When I took a part-time job as a disc jockey for a country music station in 1984, there were some hard and fast rules. You always time your hour to get in the ads and mark them in the log. Songs in heavy rotation had to cycle through at least once during your shift. And never play songs by women back to back.
You would think, like turntables and album-oriented rock stations, that the rule about women artists would be a relic of the past. But check your local country radio dial and you’re likely to find it’s still true. In 2019 only 10 percent of country radio plays were by female singers.
Sarah Smarsh’s new book mentions that fact, but, like her wonderful 2018 memoir, Heartland, it’s more a celebration of resilient women than a commentary on continuing injustices, (though it is that, too). Smarsh is a overcomer herself, having found a place as a journalist and writer after a childhood of rural Kansas economic hardship. She talks about her story and the women in her life in the new book, but the real embodiment of the working woman’s fight for her is someone I used to play on those old turntables—Dolly Parton.

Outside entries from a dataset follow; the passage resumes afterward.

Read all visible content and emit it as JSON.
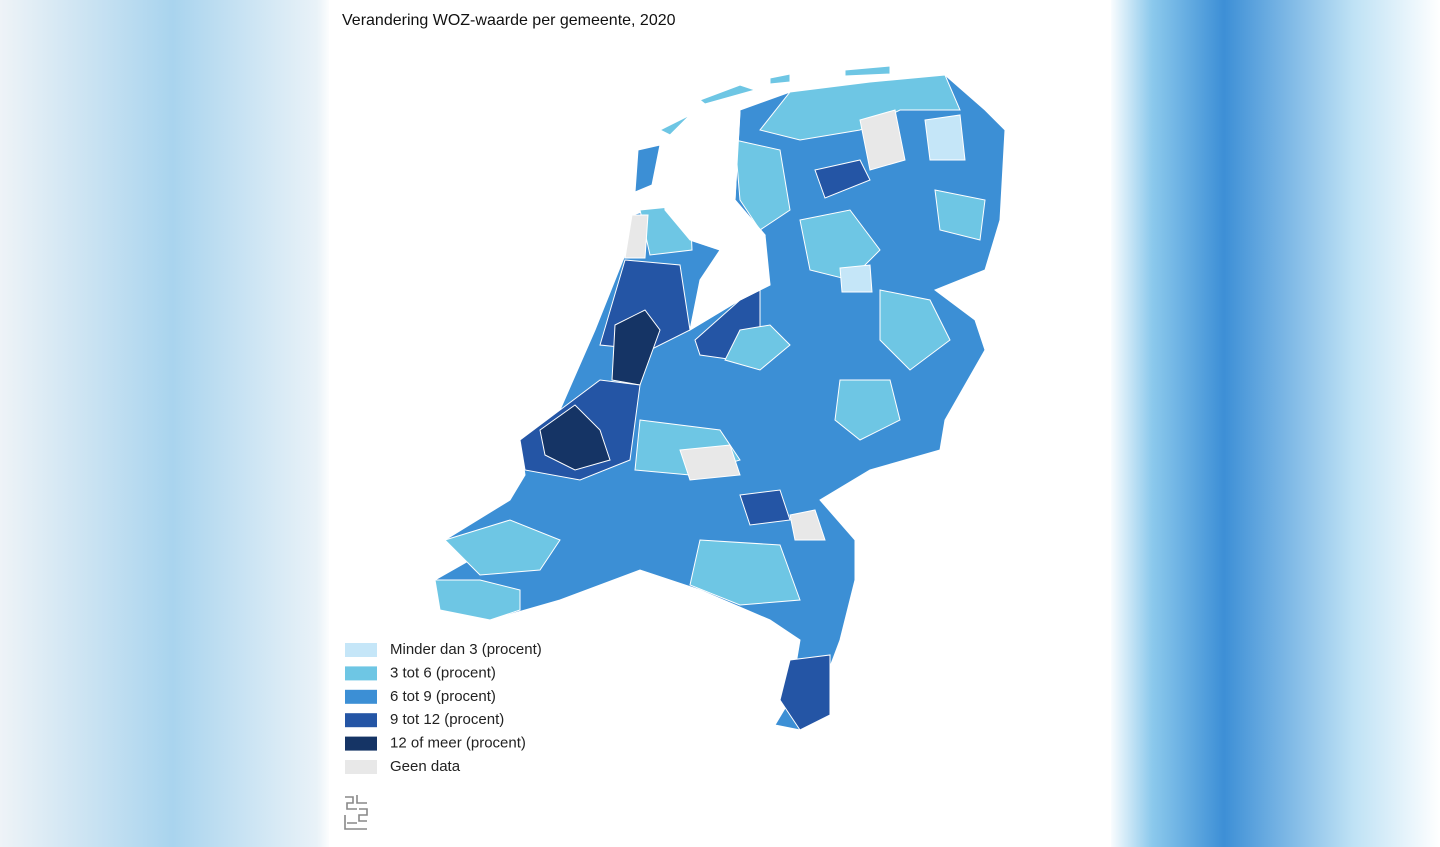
{
  "title": "Verandering WOZ-waarde per gemeente, 2020",
  "legend": {
    "items": [
      {
        "label": "Minder dan 3 (procent)",
        "color": "#c5e6f8"
      },
      {
        "label": "3 tot 6 (procent)",
        "color": "#6ec6e4"
      },
      {
        "label": "6 tot 9 (procent)",
        "color": "#3c8fd5"
      },
      {
        "label": "9 tot 12 (procent)",
        "color": "#2455a5"
      },
      {
        "label": "12 of meer (procent)",
        "color": "#153465"
      },
      {
        "label": "Geen data",
        "color": "#e8e8e8"
      }
    ]
  }
}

Dolly is having a moment in the culture right now as she is celebrated as a unifying figure with Oprah-esque levels of approval. Smarsh notes that the love being sent her way by those who might once have dismissed her as an Appalachian novelty act is gratifying. “It’s a magnificent thing to witness — an atonement countless women have deserved but never received, flowering while the woman is alive to see it.” (ix)
Smarsh’s book, She Come By It Natural: Dolly Parton and the Women Who Lived Her Songs, is a reprinting of a four-part magazine series she wrote in 2016, before the latest Dolly revival. You get the highpoints of Parton’s life and career: the Smoky Mountain family that raised her, the long and tumultuous partnership with Porter Wagoner who called her his ‘lady singer,’ the sterling solo career, “Jolene,” 9 to 5, Dollywood. But you also get her resistance to the word ‘feminism’ and her disarming way of turning the tables on those who would set her course for her. “Parton fashioned herself as a ‘floozy’ not because she sought men’s approval but because sexualizing herself took control from men who otherwise would have done it for her,” Smarsh observes. (99)

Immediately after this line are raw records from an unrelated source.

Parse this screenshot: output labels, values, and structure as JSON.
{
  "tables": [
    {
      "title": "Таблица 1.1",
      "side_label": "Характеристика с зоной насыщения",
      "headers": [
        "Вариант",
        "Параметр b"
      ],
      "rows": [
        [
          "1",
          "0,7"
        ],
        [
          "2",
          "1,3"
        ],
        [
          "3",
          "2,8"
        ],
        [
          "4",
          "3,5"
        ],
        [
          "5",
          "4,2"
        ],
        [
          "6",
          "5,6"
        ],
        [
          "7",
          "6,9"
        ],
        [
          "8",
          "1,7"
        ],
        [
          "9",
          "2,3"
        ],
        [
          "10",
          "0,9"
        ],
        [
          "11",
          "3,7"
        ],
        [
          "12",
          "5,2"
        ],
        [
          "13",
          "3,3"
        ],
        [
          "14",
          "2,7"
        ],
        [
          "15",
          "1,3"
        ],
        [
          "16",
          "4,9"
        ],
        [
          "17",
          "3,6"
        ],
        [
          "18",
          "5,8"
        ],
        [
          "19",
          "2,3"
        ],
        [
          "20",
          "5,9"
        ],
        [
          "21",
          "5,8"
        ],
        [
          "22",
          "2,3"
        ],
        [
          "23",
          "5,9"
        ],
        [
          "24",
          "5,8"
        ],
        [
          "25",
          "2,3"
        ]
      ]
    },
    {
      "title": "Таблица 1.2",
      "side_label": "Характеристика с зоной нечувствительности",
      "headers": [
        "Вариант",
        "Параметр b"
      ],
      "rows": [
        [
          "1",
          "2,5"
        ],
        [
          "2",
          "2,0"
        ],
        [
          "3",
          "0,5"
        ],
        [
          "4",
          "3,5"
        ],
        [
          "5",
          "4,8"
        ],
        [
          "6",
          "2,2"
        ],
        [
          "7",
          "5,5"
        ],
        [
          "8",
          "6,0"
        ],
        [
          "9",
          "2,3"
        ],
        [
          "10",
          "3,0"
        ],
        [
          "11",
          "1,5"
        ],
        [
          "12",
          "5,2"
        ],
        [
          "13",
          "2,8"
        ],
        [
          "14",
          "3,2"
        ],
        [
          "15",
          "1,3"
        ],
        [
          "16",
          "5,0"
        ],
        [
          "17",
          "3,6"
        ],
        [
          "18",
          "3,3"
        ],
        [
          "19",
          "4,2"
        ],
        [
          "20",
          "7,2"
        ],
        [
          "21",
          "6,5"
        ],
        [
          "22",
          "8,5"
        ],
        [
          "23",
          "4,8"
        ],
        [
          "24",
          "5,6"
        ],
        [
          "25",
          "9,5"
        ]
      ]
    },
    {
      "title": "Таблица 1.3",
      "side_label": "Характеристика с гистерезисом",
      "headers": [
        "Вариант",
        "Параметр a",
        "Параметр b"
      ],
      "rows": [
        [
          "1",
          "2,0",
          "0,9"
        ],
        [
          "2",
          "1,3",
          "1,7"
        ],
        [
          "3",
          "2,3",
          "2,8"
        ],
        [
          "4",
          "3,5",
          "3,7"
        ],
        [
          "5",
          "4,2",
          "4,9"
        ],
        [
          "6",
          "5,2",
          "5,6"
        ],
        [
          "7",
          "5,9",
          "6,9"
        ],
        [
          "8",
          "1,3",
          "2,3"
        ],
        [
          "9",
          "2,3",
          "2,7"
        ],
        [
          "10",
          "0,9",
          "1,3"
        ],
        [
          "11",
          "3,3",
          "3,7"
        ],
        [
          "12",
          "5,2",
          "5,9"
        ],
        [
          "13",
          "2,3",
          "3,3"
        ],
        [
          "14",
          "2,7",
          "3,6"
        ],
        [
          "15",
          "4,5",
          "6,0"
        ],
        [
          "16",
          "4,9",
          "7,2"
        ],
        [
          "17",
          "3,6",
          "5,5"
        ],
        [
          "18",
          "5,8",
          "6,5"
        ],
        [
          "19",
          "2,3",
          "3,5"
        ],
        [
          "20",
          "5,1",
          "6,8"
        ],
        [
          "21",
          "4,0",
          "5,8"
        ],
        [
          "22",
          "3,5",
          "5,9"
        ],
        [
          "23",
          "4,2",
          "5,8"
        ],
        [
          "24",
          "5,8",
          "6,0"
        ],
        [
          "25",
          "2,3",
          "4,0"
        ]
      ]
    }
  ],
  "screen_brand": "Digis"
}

Smarsh also interlaces her own experiences among working class women who saw their lives reflected in Dolly’s songs and attitude and loved her for it. Smarsh herself has gone on to work in realms with different discourses for female empowerment, but she doesn’t begrudge her Grandma Betty her Dolly cassette tapes. “In the context of her native class, Parton’s gift to young women is not a statement but an example. One wishes for both from a hero. But, if I could only have one of the two, I’d pick the latter.” (171)
There is some hagiography here, but Smarsh is a master at keeping it real. She keeps humanity at the forefront and recognizes the struggle we all have to be real and the ways we fail. Even Dolly Parton. Commenting on Parton’s autobiography, Smarsh says, “In Dolly, she counted three loves that most shaped her: God, music, and sex…Parton, like her creative mother with a box of rags, has refashioned and sewn these themes together to create her own authentic life.” (176-7)
There are women who sing songs about such things. They ought to be heard back to back.